Cured Fluke with Yogurt, Watermelon, Sunflower Seeds, and Togarashi
Breakfast, brunch, or snack, we could serve (and eat) this quick-cured, no-cook fish dish from John Karangis of Union Square Events, any time of day. It works exceptionally well as a summer starter, served with a savory lime yogurt and refreshing cubes of ripe watermelon, then sprinkled with flecks of shichimi togarashi: a spicy, tangy, earthy Japanese spice mix.
- 1⁄2 cup kosher salt, plus more
- 6 tbsp. sugar
- 2 (4-oz.) fluke fillets
- 1 tsp. flakey sea salt
- 6 tbsp. plain Greek yogurt
- 2 tbsp. fresh lime juice
- 2 tbsp. olive oil, plus more for drizzling
- 8 oz. watermelon flesh, cut into 1/2-inch pieces
- 1⁄2 cup sunflower sprouts
- 3 tbsp. sunflower seeds, toasted
- 1 tbsp. togarashi
- In a 9-by-13-inch baking dish, whisk the salt with the sugar, and then lay the fillets over the top, tossing to coat. Cover the dish with plastic wrap and refrigerate for 45 minutes. Remove the fish from the dish and rinse under cold water. Transfer to paper towels and pat dry.
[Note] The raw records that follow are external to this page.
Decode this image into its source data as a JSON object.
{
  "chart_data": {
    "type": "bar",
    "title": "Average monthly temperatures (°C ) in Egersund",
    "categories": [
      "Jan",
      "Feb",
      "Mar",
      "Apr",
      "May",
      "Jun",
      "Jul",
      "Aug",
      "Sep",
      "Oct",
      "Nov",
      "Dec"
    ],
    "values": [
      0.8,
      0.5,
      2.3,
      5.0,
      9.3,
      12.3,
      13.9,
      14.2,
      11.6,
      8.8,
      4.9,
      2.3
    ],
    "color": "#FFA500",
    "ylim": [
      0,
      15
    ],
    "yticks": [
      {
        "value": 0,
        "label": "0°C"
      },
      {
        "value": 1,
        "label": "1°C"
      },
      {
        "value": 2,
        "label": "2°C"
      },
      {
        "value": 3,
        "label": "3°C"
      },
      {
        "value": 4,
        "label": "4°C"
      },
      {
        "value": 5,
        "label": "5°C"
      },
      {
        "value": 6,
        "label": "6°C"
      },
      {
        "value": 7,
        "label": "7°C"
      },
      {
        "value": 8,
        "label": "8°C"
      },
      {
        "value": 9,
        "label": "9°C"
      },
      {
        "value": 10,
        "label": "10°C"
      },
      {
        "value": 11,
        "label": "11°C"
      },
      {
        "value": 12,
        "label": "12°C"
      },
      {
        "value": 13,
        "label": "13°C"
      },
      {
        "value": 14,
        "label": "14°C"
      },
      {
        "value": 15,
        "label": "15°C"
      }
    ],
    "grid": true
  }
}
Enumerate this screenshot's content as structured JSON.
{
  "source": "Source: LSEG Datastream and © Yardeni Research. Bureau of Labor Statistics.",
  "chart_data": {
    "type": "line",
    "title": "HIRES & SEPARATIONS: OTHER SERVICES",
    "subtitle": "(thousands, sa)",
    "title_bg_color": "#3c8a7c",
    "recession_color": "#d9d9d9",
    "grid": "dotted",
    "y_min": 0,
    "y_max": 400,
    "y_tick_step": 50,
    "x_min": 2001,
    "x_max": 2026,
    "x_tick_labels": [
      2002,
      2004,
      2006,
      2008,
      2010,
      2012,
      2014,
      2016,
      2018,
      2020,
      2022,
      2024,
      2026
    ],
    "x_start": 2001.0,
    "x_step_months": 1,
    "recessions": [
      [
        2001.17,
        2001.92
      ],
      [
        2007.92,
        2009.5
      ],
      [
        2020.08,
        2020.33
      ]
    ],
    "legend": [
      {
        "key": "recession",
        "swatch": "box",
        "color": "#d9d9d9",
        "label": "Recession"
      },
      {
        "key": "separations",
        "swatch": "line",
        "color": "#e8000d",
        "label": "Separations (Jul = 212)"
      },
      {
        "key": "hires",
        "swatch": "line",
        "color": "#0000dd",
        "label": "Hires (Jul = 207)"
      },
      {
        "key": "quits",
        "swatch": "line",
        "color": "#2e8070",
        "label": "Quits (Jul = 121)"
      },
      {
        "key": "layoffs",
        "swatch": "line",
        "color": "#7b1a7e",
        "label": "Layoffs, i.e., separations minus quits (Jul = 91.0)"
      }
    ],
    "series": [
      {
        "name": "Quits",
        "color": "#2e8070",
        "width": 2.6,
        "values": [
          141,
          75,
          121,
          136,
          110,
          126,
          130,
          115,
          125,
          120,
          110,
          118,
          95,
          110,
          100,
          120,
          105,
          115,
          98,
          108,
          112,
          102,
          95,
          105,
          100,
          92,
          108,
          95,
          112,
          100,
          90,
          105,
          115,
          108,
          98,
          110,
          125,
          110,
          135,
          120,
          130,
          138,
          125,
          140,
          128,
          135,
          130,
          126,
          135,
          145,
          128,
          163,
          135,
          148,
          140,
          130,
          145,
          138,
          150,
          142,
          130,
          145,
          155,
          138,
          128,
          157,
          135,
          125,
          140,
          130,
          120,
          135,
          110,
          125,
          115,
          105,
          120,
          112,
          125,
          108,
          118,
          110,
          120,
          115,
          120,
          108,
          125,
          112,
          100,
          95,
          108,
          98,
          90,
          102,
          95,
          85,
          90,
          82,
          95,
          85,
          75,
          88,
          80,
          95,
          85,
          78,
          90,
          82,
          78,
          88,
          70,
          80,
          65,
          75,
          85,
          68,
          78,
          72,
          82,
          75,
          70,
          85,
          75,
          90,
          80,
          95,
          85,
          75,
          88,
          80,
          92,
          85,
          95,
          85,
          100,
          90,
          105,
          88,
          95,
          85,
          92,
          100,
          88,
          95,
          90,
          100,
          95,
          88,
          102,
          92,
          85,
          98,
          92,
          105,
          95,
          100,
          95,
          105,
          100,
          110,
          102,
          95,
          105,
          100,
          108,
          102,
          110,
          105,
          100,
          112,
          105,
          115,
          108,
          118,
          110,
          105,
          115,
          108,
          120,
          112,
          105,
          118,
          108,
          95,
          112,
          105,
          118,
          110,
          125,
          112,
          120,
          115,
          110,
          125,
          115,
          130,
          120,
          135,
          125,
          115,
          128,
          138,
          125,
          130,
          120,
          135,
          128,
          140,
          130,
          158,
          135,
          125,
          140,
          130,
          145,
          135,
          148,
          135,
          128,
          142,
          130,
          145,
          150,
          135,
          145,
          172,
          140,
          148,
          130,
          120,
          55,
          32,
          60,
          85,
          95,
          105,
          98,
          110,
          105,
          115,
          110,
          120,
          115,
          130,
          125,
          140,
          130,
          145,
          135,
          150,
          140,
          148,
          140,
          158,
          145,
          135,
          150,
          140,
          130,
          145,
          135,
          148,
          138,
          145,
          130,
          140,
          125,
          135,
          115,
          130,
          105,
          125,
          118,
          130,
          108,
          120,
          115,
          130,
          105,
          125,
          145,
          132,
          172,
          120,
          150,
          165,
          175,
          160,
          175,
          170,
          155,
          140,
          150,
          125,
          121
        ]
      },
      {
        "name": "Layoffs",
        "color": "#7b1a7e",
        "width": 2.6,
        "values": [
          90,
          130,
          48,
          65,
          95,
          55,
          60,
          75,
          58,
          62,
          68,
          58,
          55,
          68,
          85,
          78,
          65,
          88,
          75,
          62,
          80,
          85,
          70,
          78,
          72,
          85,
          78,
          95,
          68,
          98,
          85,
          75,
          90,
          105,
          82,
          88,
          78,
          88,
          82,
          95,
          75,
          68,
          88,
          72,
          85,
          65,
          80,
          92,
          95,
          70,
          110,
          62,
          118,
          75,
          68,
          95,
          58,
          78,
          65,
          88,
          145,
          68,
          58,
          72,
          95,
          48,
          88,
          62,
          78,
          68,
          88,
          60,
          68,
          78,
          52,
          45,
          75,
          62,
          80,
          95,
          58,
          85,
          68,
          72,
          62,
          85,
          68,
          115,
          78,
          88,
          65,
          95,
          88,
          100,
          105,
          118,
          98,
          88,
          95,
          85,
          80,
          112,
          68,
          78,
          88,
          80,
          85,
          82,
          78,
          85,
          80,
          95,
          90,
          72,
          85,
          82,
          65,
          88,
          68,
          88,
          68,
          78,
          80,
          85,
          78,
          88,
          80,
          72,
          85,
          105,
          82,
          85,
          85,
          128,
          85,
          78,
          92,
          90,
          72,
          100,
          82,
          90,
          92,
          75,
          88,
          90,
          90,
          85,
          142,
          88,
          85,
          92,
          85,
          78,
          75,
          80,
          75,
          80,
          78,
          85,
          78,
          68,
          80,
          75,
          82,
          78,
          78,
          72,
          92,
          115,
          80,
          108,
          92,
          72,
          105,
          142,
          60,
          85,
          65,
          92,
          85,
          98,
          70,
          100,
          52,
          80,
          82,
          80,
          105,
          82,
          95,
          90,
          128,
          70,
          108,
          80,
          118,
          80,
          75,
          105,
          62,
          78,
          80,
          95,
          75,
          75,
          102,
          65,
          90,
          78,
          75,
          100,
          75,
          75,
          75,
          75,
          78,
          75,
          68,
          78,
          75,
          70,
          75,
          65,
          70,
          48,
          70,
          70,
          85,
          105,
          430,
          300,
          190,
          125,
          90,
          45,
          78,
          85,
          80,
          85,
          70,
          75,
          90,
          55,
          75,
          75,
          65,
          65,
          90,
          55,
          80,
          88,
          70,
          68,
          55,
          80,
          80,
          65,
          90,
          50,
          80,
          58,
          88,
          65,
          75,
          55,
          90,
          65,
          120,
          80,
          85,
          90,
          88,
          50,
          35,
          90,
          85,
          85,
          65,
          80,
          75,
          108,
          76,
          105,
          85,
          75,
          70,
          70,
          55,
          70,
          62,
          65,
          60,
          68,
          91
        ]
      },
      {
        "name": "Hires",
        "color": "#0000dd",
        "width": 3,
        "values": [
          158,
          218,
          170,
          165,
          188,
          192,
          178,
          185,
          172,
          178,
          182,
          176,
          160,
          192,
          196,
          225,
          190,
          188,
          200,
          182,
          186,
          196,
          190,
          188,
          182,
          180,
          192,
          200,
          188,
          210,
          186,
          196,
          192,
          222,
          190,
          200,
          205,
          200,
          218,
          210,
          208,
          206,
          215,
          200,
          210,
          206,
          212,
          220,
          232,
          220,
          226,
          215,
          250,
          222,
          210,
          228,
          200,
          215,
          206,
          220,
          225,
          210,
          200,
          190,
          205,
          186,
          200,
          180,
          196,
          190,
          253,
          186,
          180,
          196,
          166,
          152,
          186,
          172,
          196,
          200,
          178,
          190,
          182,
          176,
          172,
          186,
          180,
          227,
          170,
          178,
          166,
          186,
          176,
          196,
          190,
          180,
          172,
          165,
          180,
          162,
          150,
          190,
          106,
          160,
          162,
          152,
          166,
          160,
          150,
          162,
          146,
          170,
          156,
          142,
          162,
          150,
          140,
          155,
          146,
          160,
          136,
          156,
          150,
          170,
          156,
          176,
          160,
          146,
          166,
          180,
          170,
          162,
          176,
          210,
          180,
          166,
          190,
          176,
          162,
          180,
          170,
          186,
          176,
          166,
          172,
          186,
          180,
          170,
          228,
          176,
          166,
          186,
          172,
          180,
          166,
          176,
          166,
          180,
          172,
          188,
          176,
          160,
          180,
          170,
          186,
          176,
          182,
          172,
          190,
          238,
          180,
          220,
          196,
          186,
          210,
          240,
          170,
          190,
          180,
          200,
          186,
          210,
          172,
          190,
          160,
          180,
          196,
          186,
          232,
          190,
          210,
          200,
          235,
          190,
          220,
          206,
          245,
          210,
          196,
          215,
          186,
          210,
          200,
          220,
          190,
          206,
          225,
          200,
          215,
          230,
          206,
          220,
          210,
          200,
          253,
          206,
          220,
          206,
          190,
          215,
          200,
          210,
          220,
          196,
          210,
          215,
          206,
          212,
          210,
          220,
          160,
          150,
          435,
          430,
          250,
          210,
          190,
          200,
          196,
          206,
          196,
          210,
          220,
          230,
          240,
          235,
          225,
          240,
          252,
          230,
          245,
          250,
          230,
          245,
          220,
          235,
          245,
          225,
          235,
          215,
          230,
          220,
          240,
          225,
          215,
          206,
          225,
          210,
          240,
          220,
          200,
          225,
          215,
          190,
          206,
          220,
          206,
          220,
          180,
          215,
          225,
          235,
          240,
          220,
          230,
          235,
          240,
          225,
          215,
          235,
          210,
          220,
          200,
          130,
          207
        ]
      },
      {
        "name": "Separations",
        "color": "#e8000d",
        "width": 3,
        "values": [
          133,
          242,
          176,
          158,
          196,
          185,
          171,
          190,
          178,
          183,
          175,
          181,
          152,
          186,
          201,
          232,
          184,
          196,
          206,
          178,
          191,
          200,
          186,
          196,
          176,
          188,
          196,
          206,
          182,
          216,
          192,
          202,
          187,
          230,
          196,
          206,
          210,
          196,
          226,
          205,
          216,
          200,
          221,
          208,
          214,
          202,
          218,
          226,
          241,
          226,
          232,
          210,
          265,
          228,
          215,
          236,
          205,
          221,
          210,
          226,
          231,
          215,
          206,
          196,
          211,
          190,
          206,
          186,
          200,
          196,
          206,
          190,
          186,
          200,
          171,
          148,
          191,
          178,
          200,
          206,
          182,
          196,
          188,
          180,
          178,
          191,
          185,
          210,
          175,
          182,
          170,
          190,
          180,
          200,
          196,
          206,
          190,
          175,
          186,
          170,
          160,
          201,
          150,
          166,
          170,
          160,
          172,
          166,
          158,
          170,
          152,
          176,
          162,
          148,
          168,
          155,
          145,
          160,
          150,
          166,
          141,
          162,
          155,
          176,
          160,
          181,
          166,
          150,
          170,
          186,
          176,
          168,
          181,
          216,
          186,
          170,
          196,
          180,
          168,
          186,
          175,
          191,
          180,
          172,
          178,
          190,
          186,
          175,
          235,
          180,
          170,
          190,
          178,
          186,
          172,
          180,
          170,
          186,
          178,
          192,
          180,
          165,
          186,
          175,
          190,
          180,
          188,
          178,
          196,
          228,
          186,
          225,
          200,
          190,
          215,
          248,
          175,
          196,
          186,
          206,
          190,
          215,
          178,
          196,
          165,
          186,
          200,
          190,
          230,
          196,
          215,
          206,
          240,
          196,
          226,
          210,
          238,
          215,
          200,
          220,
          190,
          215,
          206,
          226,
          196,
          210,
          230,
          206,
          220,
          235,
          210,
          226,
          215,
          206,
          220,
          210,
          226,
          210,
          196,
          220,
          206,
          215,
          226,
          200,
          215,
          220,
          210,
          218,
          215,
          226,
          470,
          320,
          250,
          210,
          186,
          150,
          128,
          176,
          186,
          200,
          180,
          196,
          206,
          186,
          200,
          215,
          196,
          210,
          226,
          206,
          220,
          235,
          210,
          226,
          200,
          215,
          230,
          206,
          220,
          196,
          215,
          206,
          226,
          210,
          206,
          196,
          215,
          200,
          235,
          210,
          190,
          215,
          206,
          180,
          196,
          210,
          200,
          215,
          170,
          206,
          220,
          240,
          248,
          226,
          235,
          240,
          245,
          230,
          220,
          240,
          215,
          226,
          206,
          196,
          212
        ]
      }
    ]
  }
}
- Place the fluke on a cutting board, and thinly slice on the bias. Arrange the fluke slices on a serving platter and sprinkle with the sea salt. In a small bowl, combine the yogurt with the lime juice and the 2 tablespoons olive oil. Season the sauce with salt and then dollop alongside the fish on the platter. Arrange the watermelon alongside the fish on the platter and then sprinkle the entire dish with the sunflower sprouts and seeds and the togarashi. Drizzle the dish with olive oil just before serving.